In this over-simplified example, the program only prints "Name", not "ItemNumber", "Name" as I would expect:
using System;
public interface IBasicItem
{
string ItemNumber { get; set; }
}
public interface IItem : IBasicItem
{
string Name { get; set; }
}
class Program
{
static void Main(string[] args)
{
var type = typeof (IItem);
foreach (var prop in type.GetProperties())
Console.WriteLine(prop.Name);
}
}
What is the rationale behind this ? When I am inheriting from the base interface, I am saying that any of the implementations of my interface, must also implement the inherited members. In other words, IItem is-a IBasicItem. So why does the inherited member not show up using reflection ?
I think this is exactly what Phil Haack just blogged about.
From the ECMA-335 Common Language Infrastructure specification:
8.9.11 Interface type derivation Interface types can require the implementation of one or more other interfaces. Any type that implements support for an interface type shall also implement support for any required interfaces specified by that interface. This is different from object type inheritance in two ways:
- Object types form a single inheritance tree; interface types do not.

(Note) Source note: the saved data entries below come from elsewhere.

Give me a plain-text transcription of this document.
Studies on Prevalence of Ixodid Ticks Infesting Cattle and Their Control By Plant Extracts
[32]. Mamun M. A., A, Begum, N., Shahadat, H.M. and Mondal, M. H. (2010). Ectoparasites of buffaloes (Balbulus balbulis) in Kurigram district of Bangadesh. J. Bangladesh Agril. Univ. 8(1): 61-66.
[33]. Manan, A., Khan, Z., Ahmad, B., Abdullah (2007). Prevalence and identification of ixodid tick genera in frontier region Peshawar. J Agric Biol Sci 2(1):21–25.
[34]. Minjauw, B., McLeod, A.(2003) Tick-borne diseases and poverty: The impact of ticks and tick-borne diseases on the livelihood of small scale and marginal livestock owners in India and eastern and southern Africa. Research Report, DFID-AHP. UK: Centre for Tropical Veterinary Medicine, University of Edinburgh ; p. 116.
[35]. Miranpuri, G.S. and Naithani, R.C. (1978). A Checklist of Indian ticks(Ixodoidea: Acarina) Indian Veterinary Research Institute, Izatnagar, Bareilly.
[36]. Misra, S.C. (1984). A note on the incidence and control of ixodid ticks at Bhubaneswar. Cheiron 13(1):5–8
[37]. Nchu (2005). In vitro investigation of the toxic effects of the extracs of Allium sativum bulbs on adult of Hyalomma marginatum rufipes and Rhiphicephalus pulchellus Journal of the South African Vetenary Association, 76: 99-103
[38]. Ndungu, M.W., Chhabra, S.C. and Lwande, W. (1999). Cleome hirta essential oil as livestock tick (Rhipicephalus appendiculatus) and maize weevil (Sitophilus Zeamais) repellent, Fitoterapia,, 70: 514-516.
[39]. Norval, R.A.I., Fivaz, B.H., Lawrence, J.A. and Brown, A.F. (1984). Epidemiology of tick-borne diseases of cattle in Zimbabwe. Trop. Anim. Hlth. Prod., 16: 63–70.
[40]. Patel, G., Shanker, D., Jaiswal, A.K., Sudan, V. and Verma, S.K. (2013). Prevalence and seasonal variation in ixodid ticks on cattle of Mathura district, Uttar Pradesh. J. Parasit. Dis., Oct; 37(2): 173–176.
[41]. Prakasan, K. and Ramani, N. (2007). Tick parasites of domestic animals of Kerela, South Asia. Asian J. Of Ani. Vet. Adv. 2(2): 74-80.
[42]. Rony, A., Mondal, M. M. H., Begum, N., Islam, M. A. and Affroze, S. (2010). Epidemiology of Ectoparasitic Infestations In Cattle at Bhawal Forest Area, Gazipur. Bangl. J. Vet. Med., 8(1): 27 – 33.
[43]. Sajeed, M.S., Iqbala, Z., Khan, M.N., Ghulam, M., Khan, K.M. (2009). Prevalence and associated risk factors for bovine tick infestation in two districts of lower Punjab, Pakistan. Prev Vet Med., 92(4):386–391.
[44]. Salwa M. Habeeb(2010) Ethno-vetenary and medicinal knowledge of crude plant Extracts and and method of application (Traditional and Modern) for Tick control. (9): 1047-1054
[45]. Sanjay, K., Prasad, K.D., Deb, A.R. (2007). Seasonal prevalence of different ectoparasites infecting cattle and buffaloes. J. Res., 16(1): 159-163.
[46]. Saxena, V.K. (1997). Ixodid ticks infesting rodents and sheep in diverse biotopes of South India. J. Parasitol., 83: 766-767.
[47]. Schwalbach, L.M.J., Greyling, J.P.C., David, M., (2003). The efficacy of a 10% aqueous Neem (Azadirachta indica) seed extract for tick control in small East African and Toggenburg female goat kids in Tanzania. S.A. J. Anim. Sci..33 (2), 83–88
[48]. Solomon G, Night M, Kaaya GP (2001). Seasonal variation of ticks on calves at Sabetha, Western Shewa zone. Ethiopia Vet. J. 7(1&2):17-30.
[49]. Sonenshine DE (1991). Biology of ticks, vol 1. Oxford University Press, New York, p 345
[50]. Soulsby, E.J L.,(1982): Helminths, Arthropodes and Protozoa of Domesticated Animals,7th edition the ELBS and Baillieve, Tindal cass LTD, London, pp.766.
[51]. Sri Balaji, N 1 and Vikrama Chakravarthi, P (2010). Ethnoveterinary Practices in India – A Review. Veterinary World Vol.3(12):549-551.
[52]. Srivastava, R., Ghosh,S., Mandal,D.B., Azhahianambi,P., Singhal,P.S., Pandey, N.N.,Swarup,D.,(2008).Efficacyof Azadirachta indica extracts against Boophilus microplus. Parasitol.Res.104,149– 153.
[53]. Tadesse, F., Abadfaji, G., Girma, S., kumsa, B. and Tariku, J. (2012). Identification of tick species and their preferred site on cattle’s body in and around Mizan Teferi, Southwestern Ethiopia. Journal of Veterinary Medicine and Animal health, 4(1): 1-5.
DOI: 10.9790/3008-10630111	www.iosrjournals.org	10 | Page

- Object type inheritance specifies how implementations are inherited; required interfaces do not, since interfaces do not define implementation. Required interfaces specify additional contracts that an implementing object type shall support.
To highlight the last difference, consider an interface, IFoo, that has a single method. An interface, IBar, which derives from it, is requiring that any object type that supports IBar also support IFoo. It does not say anything about which methods IBar itself will have.